The quick and the dead

How dead should a person be before transplant surgeons swoop in and harvest their organs for donation? According to a new book, “pretty dead” is close enough for many of these surgeons.

According to one transplant surgeon interviewed for the book, “If you wait for everything to be 100 percent, you’d never have an organ donation.”

Maybe not. But the presumed dead used to be given a second chance. Various customs for making sure “the dead” had actually died before given a premature burial included cutting off a finger (Greeks), calling out the name of the deceased (Romans), or rubbing the body with warm water. Hebrews wisely considered only the onset of putrefaction as fool-proof evidence. 

Then suddenly, with the advent of high-tech medicine, including invention of ventilators and advances in organ transplants, 5,000 years of time-tested cultural traditions were overturned.

In 1968, a Harvard University committee of thirteen self-appointed “experts” declared loss of heartbeat and breathing to be the official markers of death. Which, as the book states, allows doctors “to declare a person dead in less time than it takes to get a decent eye exam.”

Now, patients with still-beating hearts can be declared brain-dead. And with no real consensus on what true brain death entails, it can be a quick trip from being “unconscious” to being “harvested” in the operating room. With no hope for a “second chance.” At least not for the donor.

This convenient definition of “death” can be manipulated at will by medical teams in order to create a vast pool of potential organ donors.

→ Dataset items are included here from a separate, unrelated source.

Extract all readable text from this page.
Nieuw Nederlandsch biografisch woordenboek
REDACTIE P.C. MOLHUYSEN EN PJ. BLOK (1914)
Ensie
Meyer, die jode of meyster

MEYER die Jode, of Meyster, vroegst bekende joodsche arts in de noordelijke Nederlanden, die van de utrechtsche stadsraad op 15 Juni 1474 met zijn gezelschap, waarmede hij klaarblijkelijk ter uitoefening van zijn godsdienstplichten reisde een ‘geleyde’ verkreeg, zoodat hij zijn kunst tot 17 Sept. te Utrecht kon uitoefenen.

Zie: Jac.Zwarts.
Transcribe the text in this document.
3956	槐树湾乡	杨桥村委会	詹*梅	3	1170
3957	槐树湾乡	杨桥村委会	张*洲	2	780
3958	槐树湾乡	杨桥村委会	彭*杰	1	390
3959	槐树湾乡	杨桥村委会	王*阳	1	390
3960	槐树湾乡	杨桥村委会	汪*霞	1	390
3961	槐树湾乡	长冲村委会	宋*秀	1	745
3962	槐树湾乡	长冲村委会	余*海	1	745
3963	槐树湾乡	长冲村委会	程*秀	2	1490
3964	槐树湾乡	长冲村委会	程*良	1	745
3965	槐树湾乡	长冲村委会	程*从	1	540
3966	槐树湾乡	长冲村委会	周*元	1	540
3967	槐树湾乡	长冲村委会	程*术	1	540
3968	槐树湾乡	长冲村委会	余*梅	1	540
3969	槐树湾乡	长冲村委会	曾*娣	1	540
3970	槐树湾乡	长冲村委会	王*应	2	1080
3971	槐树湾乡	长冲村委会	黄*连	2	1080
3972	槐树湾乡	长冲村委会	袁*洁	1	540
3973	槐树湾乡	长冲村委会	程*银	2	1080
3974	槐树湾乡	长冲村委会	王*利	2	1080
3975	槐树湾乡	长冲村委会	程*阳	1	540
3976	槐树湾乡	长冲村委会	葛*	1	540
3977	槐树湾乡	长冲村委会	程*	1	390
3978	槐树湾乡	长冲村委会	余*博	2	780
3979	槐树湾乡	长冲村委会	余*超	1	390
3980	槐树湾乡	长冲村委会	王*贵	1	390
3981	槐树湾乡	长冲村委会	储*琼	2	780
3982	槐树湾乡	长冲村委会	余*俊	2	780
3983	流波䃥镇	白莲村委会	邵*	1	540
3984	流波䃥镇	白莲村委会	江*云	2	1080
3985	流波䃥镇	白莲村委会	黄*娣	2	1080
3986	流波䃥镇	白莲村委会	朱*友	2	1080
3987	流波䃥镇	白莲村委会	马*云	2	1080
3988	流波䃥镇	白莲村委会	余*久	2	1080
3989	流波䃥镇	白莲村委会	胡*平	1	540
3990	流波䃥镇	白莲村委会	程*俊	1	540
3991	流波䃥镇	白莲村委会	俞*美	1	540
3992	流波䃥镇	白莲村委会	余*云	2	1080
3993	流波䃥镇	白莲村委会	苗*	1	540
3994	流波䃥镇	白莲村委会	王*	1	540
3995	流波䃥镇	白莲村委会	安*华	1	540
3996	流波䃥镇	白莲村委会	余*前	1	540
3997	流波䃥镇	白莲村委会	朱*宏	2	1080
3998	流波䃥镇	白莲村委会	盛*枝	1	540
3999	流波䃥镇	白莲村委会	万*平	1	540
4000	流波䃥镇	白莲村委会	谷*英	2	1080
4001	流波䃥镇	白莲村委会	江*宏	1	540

And the burden is on the patients to prove they are aware or in pain.

A donor headed for the transplant table may indeed receive “the best medical care of his life” (according to another quote from the book). But that’s no real consolation for a life being cut short prematurely.

To learn more about the organ transplant industry, you can find this excellent new book, The Undead (by Dick Teresi) at your local bookstore.

And, in the meantime, think twice before letting some bureaucrat at the Department of Motor Vehicles sign your life away by adding that “Organ Donor” icon to your driver’s license.